I fear, this streak of brilliant malice may cost Duffy the position of laureate - we can't really have the Queen's rep naming and shaming dumb citizens at will, can we? Imagine if every poet titled poems about real people who annoy them, everytime they do? We'd all be wading in lawsuits, or eponymous verse. I had hoped a more imaginative solution could have been opted for - a character invented, to symbolise all the idiots in the world who don't like poetry - at last count, over 5 billion, and 99.99 % of humanity. Instead, poor Schofield gets the lion's share of the blame, for a genetic/ social fact that science or religion cannot obscure: almost everyone except poets now thinks "poetry is weird". And, hold on a minute - isn't it? Would poets really love it so much, if it was not weird? Weird, in the wider sense, pertaining to futurity's power, and magic, and so on, as well as linguistic strangeness. It boils down to this: only a poet would write a poem to try to undo the damage an ordinary person caused by admitting they don't get poetry's charisma. It's like sending roses to someone with hayfever.
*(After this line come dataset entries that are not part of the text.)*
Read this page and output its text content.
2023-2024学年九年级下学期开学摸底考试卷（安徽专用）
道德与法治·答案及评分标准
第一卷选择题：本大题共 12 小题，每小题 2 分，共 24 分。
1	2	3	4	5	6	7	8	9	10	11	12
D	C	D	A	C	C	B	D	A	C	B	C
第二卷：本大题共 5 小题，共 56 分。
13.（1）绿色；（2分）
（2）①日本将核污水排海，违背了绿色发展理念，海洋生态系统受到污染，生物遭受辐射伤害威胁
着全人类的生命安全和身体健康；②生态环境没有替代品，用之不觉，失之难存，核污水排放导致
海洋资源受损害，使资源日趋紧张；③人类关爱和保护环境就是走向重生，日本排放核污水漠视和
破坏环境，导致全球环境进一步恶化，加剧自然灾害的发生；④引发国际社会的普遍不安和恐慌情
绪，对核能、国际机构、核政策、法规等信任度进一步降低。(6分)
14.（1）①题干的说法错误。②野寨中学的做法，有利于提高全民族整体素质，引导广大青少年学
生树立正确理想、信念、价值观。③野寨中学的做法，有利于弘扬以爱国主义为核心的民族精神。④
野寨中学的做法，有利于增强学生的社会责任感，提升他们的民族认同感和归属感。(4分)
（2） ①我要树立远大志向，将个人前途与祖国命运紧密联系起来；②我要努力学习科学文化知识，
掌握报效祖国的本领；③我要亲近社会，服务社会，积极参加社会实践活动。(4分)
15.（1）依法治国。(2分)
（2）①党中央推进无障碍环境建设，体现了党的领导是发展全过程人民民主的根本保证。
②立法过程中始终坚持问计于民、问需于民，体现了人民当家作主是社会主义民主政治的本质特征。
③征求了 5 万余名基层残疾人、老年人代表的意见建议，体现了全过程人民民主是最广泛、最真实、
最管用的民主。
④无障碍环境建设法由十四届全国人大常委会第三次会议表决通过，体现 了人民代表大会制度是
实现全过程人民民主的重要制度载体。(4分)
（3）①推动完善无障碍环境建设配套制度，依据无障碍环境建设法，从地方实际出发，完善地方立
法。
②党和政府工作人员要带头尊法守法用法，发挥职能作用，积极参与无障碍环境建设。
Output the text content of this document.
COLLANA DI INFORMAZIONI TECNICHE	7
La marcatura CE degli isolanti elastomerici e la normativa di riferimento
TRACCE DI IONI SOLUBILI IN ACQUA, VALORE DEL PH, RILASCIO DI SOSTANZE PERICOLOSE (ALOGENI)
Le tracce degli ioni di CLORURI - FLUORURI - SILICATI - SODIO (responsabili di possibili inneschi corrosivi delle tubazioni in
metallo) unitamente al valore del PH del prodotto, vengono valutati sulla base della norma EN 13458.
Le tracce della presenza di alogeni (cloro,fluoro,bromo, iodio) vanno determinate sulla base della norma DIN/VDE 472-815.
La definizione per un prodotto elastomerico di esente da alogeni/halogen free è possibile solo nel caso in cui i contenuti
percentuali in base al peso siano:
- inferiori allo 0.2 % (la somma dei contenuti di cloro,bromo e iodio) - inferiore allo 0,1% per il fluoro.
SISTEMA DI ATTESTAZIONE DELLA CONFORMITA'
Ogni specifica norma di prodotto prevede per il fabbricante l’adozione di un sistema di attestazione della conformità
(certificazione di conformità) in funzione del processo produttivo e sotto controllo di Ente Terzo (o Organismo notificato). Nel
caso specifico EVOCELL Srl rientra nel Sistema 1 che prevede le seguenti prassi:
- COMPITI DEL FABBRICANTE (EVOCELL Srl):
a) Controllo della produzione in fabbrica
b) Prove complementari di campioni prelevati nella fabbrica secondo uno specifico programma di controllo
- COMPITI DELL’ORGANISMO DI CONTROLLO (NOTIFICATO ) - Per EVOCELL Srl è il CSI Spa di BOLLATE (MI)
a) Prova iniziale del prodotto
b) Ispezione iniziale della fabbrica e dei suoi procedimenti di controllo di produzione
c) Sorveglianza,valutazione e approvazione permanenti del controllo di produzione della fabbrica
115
Duffy has just made a poetry-hating dolt famous for all time in the English canon. How's that for a dish served cold? Maybe not. But, has any poet yet figured out how to build a better verse-trap? No. Try as poets might, if they go too experimental, they're accused of being obscure; and if they go all Armitage-loves-Oasis on us, they can't compete with the real celebs like Damien Hirst and Beckam, let alone Hollywooders. Follow the money: we're in a world where poetry is less valued than day-old day passes. Let's start satirising almost every human on the planet, and make them love us, fast!